A suitable size for the hole 22 is a circular hole with a diameter of 1 mm.
Although the introduction of mercury has been specifically referred to, it will be appreciated that the invention can be used to introduce any dosing material, whether this be a solid, a liquid or a gas, or a mixture of any of these.

Claims

1. A method of introducing a dosing material into the envelope of a gas discharge lamp, the method comprising the steps of:

depositing the dosing material (11) in a glass capsule (10) and closing the capsule, mounting the capsule within the envelope by means of a metallic support member (12),

and exposing said member to electromagnetic radiation to cause heating thereof, and consequently of the capsule, so that the capsule is opened by rupturing thereof and the dosing material is released, characterised in that the method includes inserting said capsule into a holder formed by the metallic support member (12) formed of sheet metal so that the member partially surrounds and closely fits about the capsule (10) over a part at least of the capsule's length,

mounting the capsule inside the envelope by means including the support member (12) and closing said envelope,

exposing the metallic support member (12) to said electromagnetic radiation to soften the glass of the capsule (10) adjacent said support member (12) and permit glass from the capsule to be forced by pressure developed within the capsule through a hole (22) formed in that part of the sheet metal of the support member which contacts the capsule, thus opening the capsule, to achieve the introduction of said dosing material and also anchoring the capsule firmly to the support member.

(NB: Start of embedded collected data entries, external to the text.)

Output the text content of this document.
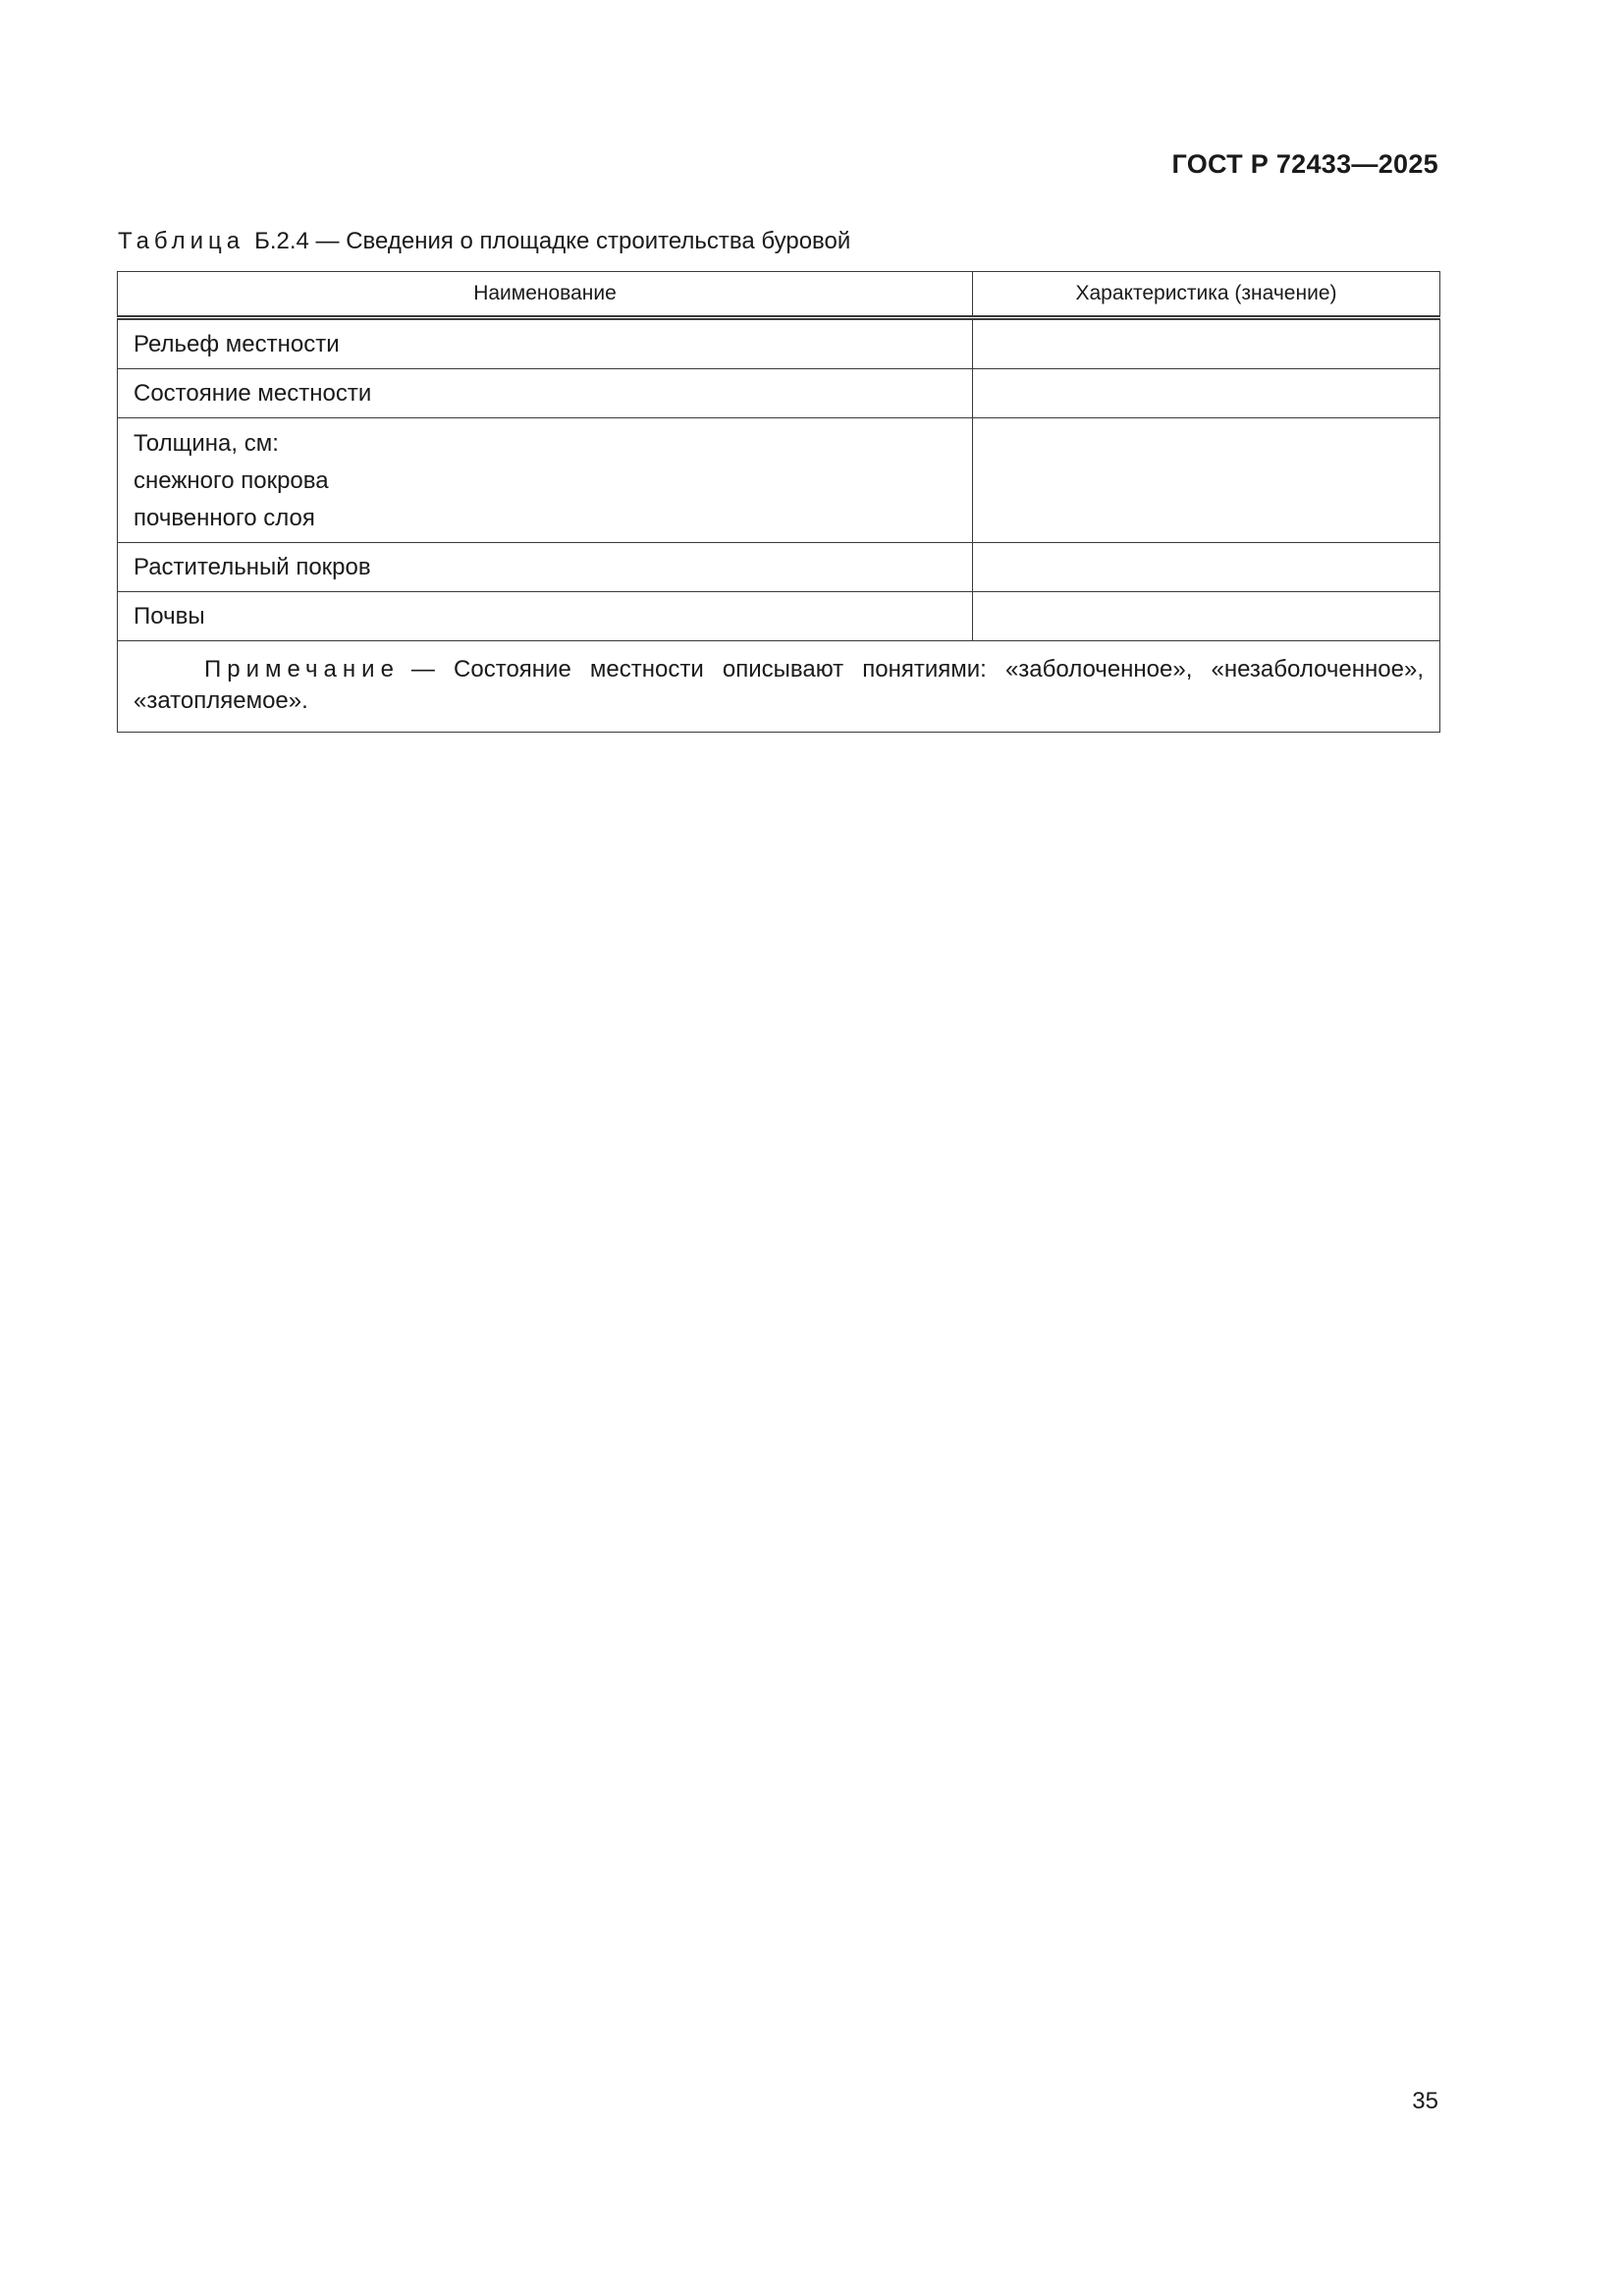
ГОСТ Р 72433—2025
Таблица Б.2.4 — Сведения о площадке строительства буровой
Наименование	Характеристика (значение)
Рельеф местности	
Состояние местности	

Толщина, см:
снежного покрова
почвенного слоя	

Растительный покров	
Почвы	
Примечание — Состояние местности описывают понятиями: «заболоченное», «незаболоченное», «затопляемое».	
35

2. An arrangement for introducing a dosing material into the envelope of a gas discharge lamp, according to the method of claim 1, the arrangement comprising a sealed glass capsule (10) accommodating the dosing material (11) and a metallic support member (12) which when enclosed within the envelope and exposed to electromagnetic radiation heats the capsule and causes it to rupture thereby releasing the dosing material, characterised in that a portion of the support member (12) is adapted to fit closely about the capsule (10) and has an aperture (22) through which the wall of the capsule is exposed and through which glass softened by heating the support member by said electromagnetic radiation can issue in response to pressure within the capsule, thereby opening the capsule to release the dosing material.

3. An arrangement as claimed in claim 2 in which the capsule (10) is of cylindrical shape and the support member (12) comprises a part-cylindrical portion in which the aperture is found and tabs (13) extending from the edges of the part-cylindrical portion to embrace the capsule (10).

4. An arrangement as claimed in claim 3 in which the ends of the capsule (10) extend beyond the support member (12) to provide a cooler region at the ends of the capsule.

5. An arrangement as claimed in any of claims 2 to 4 in which at least the part cylindrical portion of the support member (12) is ferromagnetic.